This dissertation offers an examination of three different infectious diseases, in each case exploring and evaluating a method for estimating a variable related to disease burden that is inherently difficult to measure. In each instance, the variable has critical implications for study findings or public health interventions, and the typical treatment of this variable in those settings is known to involve considerable information bias.
Chapter 1 provides an overview of the analyses presented here, along with the scientific contributions of the work, individually and as a cohesive set of studies.
Chapter 2 explores a new method for estimating dates of initial infection for people living with HIV. This analysis explains the way in which this new method for estimating infection dates substantially improves results over the conventional Fiebig staging method currently in wide use. The major benefit of this new method is that it allows for estimation of a date of detectable infection (with an associated confidence interval) for any person who has at least one positive and one prior negative HIV test of any kind; the tests do not need to be run on the same day, and need not be run during the acute phase of infection, unlike the commonly used Fiebig method.
Chapter 3 is an analysis of the feasibility and effectiveness of daily temperature monitoring as a predictor of infection with SARS-CoV-2, the virus that causes COVID-19. A practice commonly applied in airports, at hotel doorways, and in school entryways around the world, temperature screening is non-invasive and reassures an anxious public during a deadly disease outbreak like SARS, Ebola, or COVID-19. Findings from the Berkeley COVID-19 Safe Campus Initiative were that daily temperature monitoring was feasible and acceptable; however, the majority of potentially infectious individuals were not detected by temperature monitoring, suggesting that temperature screening is insufficient as a means of detection to reduce transmission of SARS-CoV-2.

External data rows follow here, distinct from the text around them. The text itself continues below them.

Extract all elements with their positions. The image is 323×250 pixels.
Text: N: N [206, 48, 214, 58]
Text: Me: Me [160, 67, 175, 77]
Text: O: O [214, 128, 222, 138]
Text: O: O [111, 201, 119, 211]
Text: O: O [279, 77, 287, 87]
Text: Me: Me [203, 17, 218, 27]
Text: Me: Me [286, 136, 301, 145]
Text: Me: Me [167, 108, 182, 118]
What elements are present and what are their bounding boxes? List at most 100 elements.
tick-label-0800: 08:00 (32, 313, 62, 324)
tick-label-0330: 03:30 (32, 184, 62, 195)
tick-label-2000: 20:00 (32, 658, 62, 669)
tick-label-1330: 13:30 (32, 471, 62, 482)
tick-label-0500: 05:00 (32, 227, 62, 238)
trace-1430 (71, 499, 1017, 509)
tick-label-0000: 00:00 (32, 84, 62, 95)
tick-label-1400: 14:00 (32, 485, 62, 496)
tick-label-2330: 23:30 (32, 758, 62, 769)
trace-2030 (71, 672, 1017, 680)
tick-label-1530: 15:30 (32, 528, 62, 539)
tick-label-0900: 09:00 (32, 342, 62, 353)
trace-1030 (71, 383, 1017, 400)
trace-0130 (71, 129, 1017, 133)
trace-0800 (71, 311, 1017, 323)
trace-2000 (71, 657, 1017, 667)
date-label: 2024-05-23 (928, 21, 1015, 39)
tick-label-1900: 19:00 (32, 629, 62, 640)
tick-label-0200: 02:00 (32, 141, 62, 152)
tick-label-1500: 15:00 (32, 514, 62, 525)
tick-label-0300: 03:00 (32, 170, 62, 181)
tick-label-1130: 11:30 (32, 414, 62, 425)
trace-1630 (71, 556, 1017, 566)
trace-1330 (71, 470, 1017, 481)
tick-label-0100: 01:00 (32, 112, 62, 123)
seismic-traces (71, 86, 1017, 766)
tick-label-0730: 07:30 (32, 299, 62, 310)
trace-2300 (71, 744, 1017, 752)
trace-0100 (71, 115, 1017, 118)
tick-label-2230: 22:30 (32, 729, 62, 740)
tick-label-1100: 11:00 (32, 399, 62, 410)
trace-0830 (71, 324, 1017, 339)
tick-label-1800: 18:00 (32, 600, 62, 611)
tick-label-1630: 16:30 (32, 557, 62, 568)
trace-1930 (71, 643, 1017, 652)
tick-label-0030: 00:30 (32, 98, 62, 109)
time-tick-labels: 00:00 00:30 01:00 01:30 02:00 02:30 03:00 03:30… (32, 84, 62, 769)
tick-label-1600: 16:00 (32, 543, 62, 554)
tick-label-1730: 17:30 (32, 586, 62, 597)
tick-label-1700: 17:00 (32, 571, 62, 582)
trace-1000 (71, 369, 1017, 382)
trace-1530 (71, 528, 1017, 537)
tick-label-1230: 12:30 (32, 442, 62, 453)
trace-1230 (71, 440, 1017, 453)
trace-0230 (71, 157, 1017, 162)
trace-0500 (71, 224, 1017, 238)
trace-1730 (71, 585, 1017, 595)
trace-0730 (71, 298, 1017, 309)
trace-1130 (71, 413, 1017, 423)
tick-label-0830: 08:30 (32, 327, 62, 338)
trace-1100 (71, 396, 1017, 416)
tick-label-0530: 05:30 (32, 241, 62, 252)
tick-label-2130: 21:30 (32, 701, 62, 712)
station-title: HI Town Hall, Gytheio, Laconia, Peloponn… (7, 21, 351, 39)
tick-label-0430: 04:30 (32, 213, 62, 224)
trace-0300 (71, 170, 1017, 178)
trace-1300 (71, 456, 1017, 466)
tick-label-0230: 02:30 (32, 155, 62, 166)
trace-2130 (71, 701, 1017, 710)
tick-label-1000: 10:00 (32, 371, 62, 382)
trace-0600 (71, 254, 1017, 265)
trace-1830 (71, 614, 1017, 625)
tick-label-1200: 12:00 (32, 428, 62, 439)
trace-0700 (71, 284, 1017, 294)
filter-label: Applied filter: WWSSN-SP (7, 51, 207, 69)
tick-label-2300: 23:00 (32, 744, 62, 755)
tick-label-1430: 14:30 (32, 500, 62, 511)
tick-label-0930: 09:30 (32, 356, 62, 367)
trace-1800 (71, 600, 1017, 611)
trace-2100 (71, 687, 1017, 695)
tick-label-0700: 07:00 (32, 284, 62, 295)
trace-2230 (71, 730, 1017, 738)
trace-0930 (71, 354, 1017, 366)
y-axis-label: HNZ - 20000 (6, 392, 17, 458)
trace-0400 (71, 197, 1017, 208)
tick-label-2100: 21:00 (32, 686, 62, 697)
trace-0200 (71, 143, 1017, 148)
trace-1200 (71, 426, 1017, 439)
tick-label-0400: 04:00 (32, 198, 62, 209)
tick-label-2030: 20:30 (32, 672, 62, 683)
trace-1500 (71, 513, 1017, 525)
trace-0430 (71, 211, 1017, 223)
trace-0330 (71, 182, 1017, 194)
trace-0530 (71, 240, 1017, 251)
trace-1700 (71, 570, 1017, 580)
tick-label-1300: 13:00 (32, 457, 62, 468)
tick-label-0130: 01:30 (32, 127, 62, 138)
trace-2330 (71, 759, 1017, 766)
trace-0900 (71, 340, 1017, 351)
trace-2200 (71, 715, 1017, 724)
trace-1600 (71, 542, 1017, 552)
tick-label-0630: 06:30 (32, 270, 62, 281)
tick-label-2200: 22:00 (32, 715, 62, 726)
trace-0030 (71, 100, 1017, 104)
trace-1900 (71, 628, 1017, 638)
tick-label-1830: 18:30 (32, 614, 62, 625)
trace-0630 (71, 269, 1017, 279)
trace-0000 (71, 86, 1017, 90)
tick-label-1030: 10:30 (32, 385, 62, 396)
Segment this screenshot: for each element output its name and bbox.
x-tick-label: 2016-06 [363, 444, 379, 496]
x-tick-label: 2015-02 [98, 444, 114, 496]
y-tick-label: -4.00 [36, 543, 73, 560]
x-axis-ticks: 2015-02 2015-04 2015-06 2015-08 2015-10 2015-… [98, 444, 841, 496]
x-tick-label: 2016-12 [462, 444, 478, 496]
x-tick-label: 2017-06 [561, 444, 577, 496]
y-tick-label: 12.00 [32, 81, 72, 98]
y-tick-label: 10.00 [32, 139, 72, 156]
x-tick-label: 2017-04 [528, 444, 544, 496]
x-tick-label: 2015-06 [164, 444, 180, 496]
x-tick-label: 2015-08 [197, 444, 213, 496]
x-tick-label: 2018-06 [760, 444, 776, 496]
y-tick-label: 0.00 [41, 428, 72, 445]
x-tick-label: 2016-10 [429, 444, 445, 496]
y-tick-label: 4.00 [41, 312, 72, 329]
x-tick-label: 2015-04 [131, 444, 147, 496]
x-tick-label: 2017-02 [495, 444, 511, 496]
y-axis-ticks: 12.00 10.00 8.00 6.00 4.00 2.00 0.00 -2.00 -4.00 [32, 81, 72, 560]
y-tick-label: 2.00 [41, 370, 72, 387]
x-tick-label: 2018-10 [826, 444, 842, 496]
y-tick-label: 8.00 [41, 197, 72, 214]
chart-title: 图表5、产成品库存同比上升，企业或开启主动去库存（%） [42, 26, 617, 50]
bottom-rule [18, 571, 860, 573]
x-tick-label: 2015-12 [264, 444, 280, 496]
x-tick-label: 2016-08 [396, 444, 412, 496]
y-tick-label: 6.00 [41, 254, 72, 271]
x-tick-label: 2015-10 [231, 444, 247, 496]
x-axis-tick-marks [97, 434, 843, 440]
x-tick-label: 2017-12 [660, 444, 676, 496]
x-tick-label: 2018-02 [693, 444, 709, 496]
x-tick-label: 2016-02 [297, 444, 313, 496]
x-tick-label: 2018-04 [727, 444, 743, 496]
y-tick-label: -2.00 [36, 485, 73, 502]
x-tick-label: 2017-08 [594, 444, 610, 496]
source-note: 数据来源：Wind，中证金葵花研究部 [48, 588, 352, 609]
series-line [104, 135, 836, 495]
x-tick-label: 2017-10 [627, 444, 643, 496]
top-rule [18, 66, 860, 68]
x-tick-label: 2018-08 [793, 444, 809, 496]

Chapter 4, details the methods and findings of an analysis to estimate a "cascade of care" for hepatitis C virus (HCV) testing and treatment among three key subgroups in San Francisco that bear a heavy burden of HCV disease: people age 30 and under who inject drugs; men who have sex with men and inject drugs; and trans women. Public healthprofessionals commonly use cascades of care to estimate the number of cases at each stage of diagnosis and care of an infection, providing essential baseline information for developing and evaluating interventions; however, these types of cascades undercount cases among many "hidden populations" that are medically underserved, limiting their effectiveness for understanding the nuances of a local epidemic. This analysis incorporates data from published literature, clinical health records, and cross-sectional and cohort studies in San Francisco to estimate the population size and proportion of people in each HCV cascade stage for these subgroups, providing a foundation for the development of roadmaps to HCV elimination.
Chapter 5 summarizes the conclusions drawn from this work and outlines a series of next steps that will further advance the field in each case.